第9章 嫉妬とやら
「ごめんね、私は悟の婚約者なのに」
そんなありきたりな謝罪しか出来ない自分が嫌になる。だけど目の前の悟はうつむいていた顔を持ち上げると真っ直ぐに私を見つめた。
「キスして」
「…え?」
「ヒナからキスしてくれたら、さっきまでのことは見なかったことにする」
真っ直ぐに私を見つめている視線は、とても冗談を言っているようには聞こえない。キス…?今私からキスしてって言ったよね…?何故悟がいきなりこんなことを言ったのか、それは何を隠そうと今まで一度も私からキスをした事がないのだ。
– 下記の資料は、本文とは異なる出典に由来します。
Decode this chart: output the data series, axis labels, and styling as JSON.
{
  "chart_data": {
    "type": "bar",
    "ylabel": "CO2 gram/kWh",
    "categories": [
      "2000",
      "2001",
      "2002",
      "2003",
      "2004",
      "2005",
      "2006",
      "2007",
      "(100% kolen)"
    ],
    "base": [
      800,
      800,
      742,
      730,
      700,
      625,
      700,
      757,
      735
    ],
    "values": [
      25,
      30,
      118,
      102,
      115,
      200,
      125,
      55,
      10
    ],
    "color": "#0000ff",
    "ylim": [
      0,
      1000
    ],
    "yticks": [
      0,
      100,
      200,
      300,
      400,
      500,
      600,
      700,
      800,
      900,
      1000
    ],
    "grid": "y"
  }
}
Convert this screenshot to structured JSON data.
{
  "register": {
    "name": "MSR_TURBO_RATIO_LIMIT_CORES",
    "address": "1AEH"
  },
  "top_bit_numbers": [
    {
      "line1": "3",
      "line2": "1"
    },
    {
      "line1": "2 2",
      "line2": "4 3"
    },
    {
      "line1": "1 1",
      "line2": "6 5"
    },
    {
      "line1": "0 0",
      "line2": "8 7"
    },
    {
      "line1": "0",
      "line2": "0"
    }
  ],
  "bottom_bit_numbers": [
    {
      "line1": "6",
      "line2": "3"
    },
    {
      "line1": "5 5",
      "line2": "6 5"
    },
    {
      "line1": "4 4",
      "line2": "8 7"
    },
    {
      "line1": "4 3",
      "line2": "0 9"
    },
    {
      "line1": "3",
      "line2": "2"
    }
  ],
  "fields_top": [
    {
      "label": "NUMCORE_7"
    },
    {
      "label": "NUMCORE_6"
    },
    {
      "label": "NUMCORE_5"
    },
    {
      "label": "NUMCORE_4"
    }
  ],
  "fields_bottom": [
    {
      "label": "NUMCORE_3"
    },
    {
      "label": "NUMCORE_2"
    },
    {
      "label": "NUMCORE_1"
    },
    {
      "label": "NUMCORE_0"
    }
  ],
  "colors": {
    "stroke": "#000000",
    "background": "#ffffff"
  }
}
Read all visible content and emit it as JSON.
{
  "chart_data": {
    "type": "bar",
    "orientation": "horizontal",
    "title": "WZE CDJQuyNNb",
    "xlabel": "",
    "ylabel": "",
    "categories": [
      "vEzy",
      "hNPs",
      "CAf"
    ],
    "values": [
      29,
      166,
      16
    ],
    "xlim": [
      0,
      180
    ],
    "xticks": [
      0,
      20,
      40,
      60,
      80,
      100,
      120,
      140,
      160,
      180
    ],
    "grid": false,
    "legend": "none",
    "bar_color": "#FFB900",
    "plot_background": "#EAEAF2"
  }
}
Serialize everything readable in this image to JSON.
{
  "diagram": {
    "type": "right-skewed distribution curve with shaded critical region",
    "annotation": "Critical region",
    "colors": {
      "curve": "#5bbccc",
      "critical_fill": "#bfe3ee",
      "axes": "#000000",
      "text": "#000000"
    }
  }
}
私からのキス…その言葉に思わず動揺してしまう。今まで何度も唇を重ねてきたが…それはいつも悟からで。それがいつもの私達だと何処かで思っていたのかもしれない。だから…自分からキスをするなんてこと考えたこともないし、想像すらした事がなかった。
「…わかっ…た」
ドキドキと心臓がうるさい。だけどこれで悟が許してくれるならば。少しでも気持ちを軽くしてくれるならば…「目、閉じて…」私は小さくそう呟けば、悟の白い頬へと手を重ねた。
どうしよう、手汗かいているかもしれない。今さらそんなどうでも良い事が頭をよぎる。目の前の悟は私の返答に微かに嬉しそうな表情を見せ、そして言われた通り瞼をゆっくりと閉じると、髪色と同じその白く綺麗なまつ毛を伏せた。